Researchers propose observational audit to detect label leakage in machine learning models

by

Researchers have introduced an observational auditing framework designed to measure whether machine learning models reveal training labels, and they describe the approach in a new paper. The method aims to lower the engineering burden of privacy testing by avoiding changes to training datasets.

Previous privacy audits commonly relied on inserting canaries – artificial records added to training data – to see if models memorized and later revealed them. That tactic exposed privacy problems but created operational hurdles because many production training pipelines limit dataset changes and require additional review.

The observational audit works by giving an auditor access to a mixed set of labels after the model is trained: some labels are the originals used in training and others are produced by a proxy model. An attacker attempt to guess which records kept their original labels; success above chance indicates the trained model leaked label information. The auditor converts the attacker’s score into a privacy metric that can be compared across methods.

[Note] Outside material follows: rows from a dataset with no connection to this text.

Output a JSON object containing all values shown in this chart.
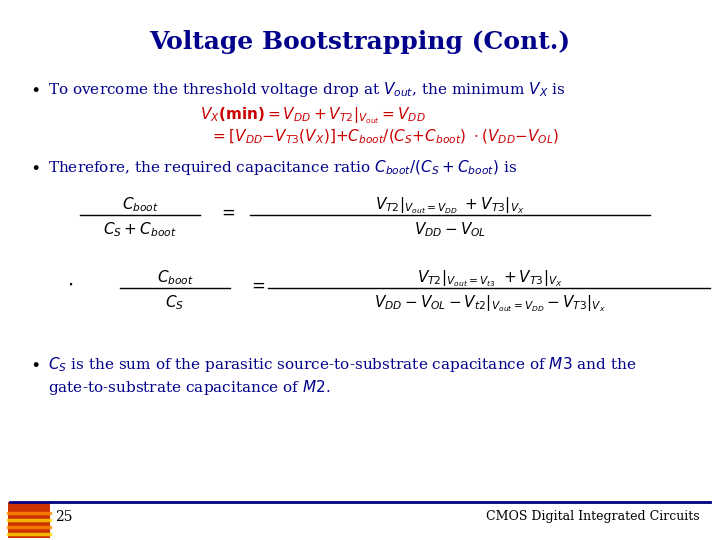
{
  "title": "Voltage Bootstrapping (Cont.)",
  "title_color": "#00008B",
  "title_fontsize": 18,
  "bg_color": "#FFFFFF",
  "footer_page": "25",
  "footer_right": "CMOS Digital Integrated Circuits",
  "navy": "#00008B",
  "red": "#CC0000",
  "black": "#000000",
  "fs": 11,
  "fs_eq": 10.5
}
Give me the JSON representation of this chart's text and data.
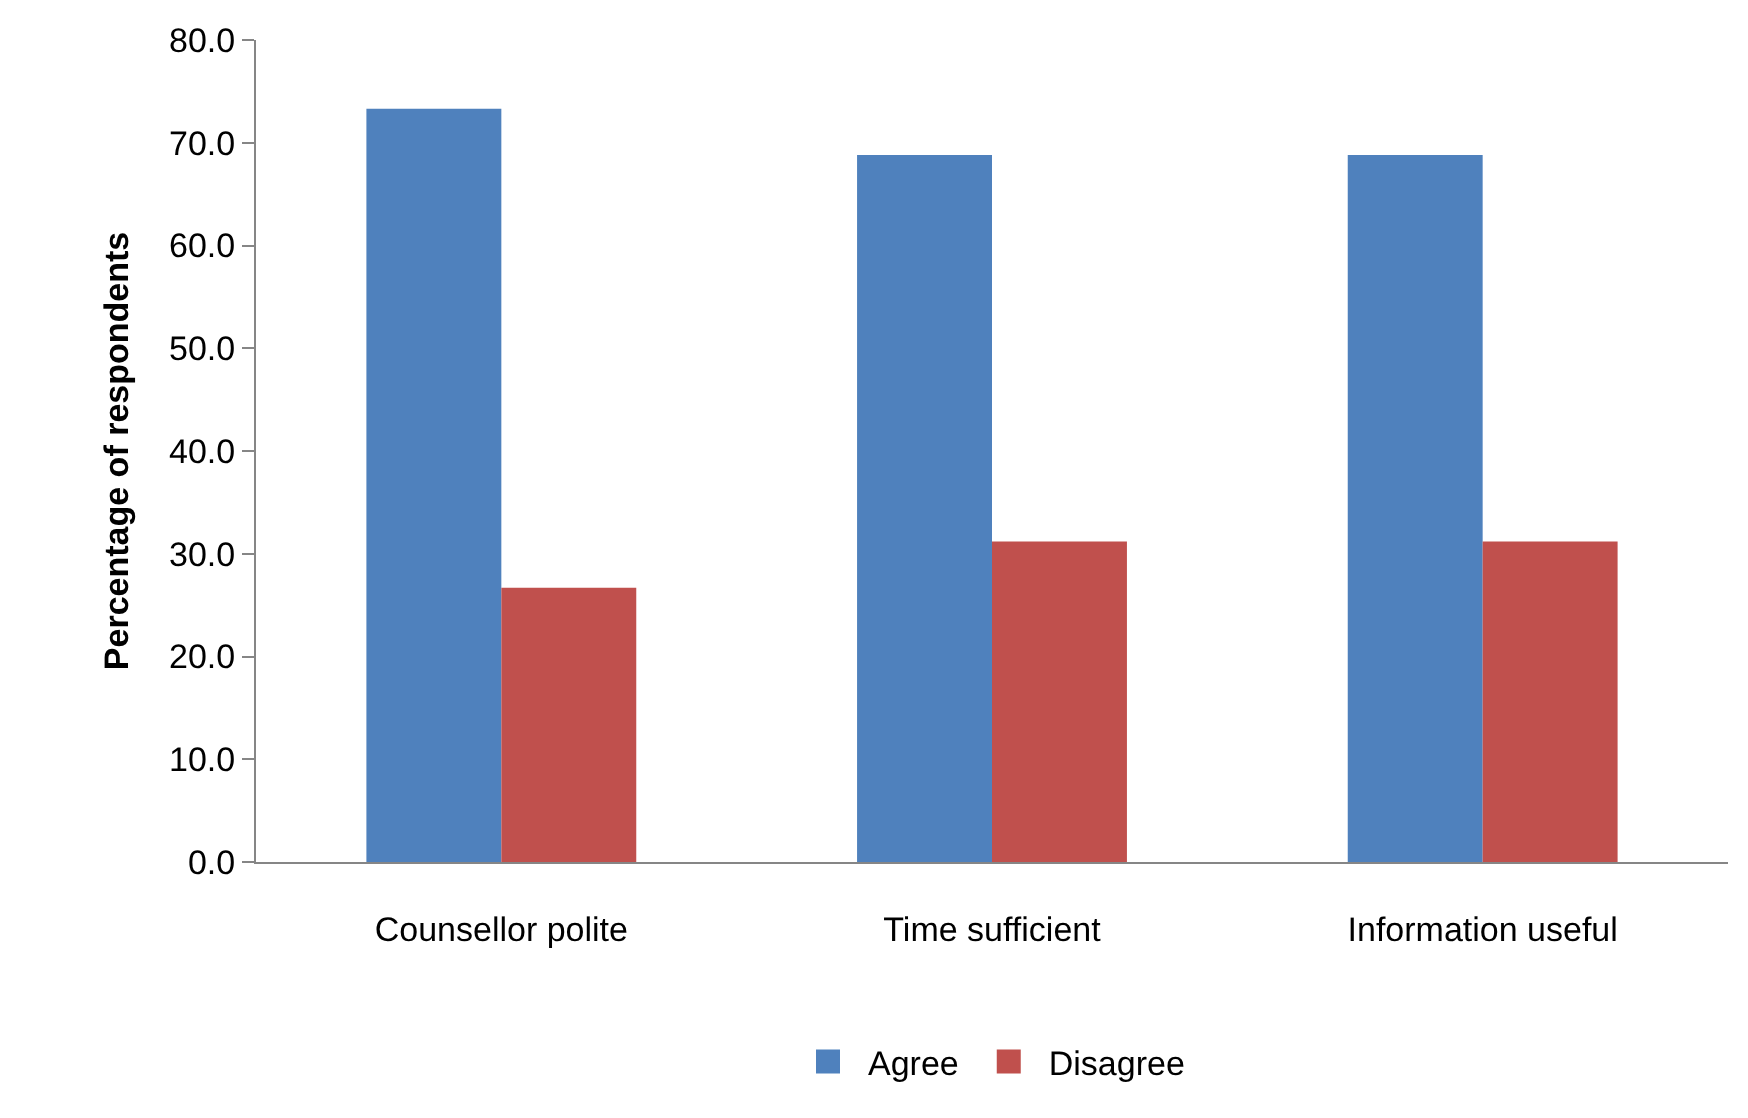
{
  "chart_data": {
    "type": "bar",
    "ylabel": "Percentage of respondents",
    "categories": [
      "Counsellor polite",
      "Time sufficient",
      "Information useful"
    ],
    "series": [
      {
        "name": "Agree",
        "color": "#4f81bd",
        "values": [
          73.3,
          68.8,
          68.8
        ]
      },
      {
        "name": "Disagree",
        "color": "#c0504d",
        "values": [
          26.7,
          31.2,
          31.2
        ]
      }
    ],
    "ylim": [
      0,
      80
    ],
    "yticks": [
      {
        "value": 0,
        "label": "0.0"
      },
      {
        "value": 10,
        "label": "10.0"
      },
      {
        "value": 20,
        "label": "20.0"
      },
      {
        "value": 30,
        "label": "30.0"
      },
      {
        "value": 40,
        "label": "40.0"
      },
      {
        "value": 50,
        "label": "50.0"
      },
      {
        "value": 60,
        "label": "60.0"
      },
      {
        "value": 70,
        "label": "70.0"
      },
      {
        "value": 80,
        "label": "80.0"
      }
    ],
    "legend": "bottom"
  }
}
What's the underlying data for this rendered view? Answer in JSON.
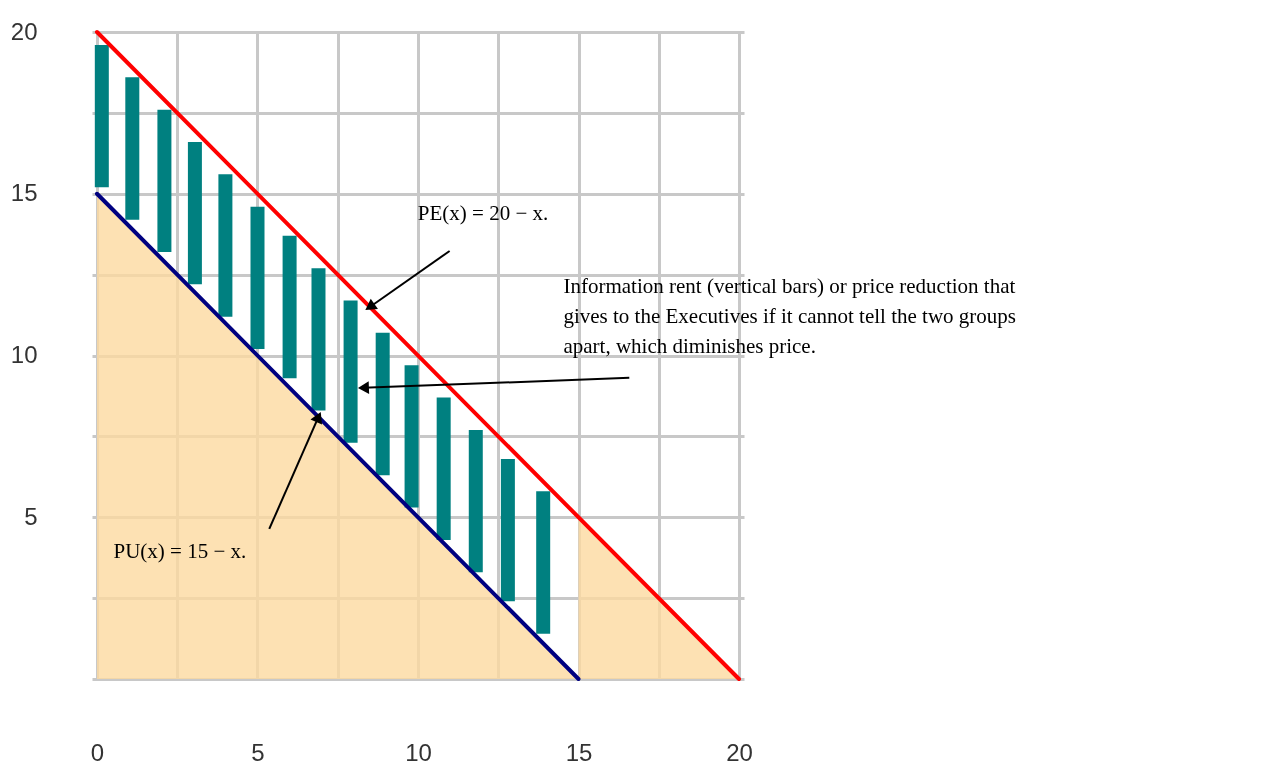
{
  "chart_data": {
    "type": "bar",
    "xlim": [
      0,
      20
    ],
    "ylim": [
      0,
      20
    ],
    "xticks": [
      0,
      {
        "value": 2.5,
        "label": null
      },
      5,
      {
        "value": 7.5,
        "label": null
      },
      10,
      {
        "value": 12.5,
        "label": null
      },
      15,
      {
        "value": 17.5,
        "label": null
      },
      20
    ],
    "yticks": [
      {
        "value": 0,
        "label": null
      },
      {
        "value": 2.5,
        "label": null
      },
      5,
      {
        "value": 7.5,
        "label": null
      },
      10,
      {
        "value": 12.5,
        "label": null
      },
      15,
      {
        "value": 17.5,
        "label": null
      },
      20
    ],
    "grid": true,
    "series": [
      {
        "type": "area",
        "color": "#fcd9a0",
        "x": [
          0,
          15,
          15,
          20
        ],
        "values": [
          15,
          0,
          5,
          0
        ]
      },
      {
        "color": "#008080",
        "x": [
          0.15,
          1.1,
          2.1,
          3.05,
          4.0,
          5.0,
          6.0,
          6.9,
          7.9,
          8.9,
          9.8,
          10.8,
          11.8,
          12.8,
          13.9
        ],
        "base": [
          15.2,
          14.2,
          13.2,
          12.2,
          11.2,
          10.2,
          9.3,
          8.3,
          7.3,
          6.3,
          5.3,
          4.3,
          3.3,
          2.4,
          1.4
        ],
        "values": [
          4.4,
          4.4,
          4.4,
          4.4,
          4.4,
          4.4,
          4.4,
          4.4,
          4.4,
          4.4,
          4.4,
          4.4,
          4.4,
          4.4,
          4.4
        ]
      },
      {
        "type": "line",
        "color": "#ff0000",
        "x": [
          0,
          20
        ],
        "values": [
          20,
          0
        ]
      },
      {
        "type": "line",
        "color": "#000080",
        "x": [
          0,
          15
        ],
        "values": [
          15,
          0
        ]
      }
    ],
    "annotations": [
      {
        "text": "PE(x) = 20 − x.",
        "x": 8.5,
        "y": 11.5
      },
      {
        "text": "Information rent (vertical bars) or price reduction that gives to the Executives if it cannot tell the two groups apart, which diminishes price.",
        "x": 8.3,
        "y": 9.0
      },
      {
        "text": "PU(x) = 15 − x.",
        "x": 6.9,
        "y": 8.1
      }
    ]
  }
}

The study notes the proxy labels do not need to match training labels exactly and that an earlier checkpoint of the same model can serve as the proxy, which avoids extra model training. This design is intended to make the audit practical for systems that cannot be modified for each test.

Tests on two datasets – a small image collection used in research and a large click dataset collected over 24 days – showed a consistent pattern: stronger label-privacy settings reduced the auditor’s ability to distinguish training labels from proxy labels, while looser settings increased detectability. The authors also compared the new observational method to the planted-record approach and found both surfaced similar privacy issues.

The researchers argue the approach lowers the complexity of privacy auditing and can be applied where altering training data is impractical, allowing firms to test for label leakage without planted records or additional training. The summary here does not provide full numeric metrics or code availability from the study; readers should consult the paper for detailed results and experimental parameters.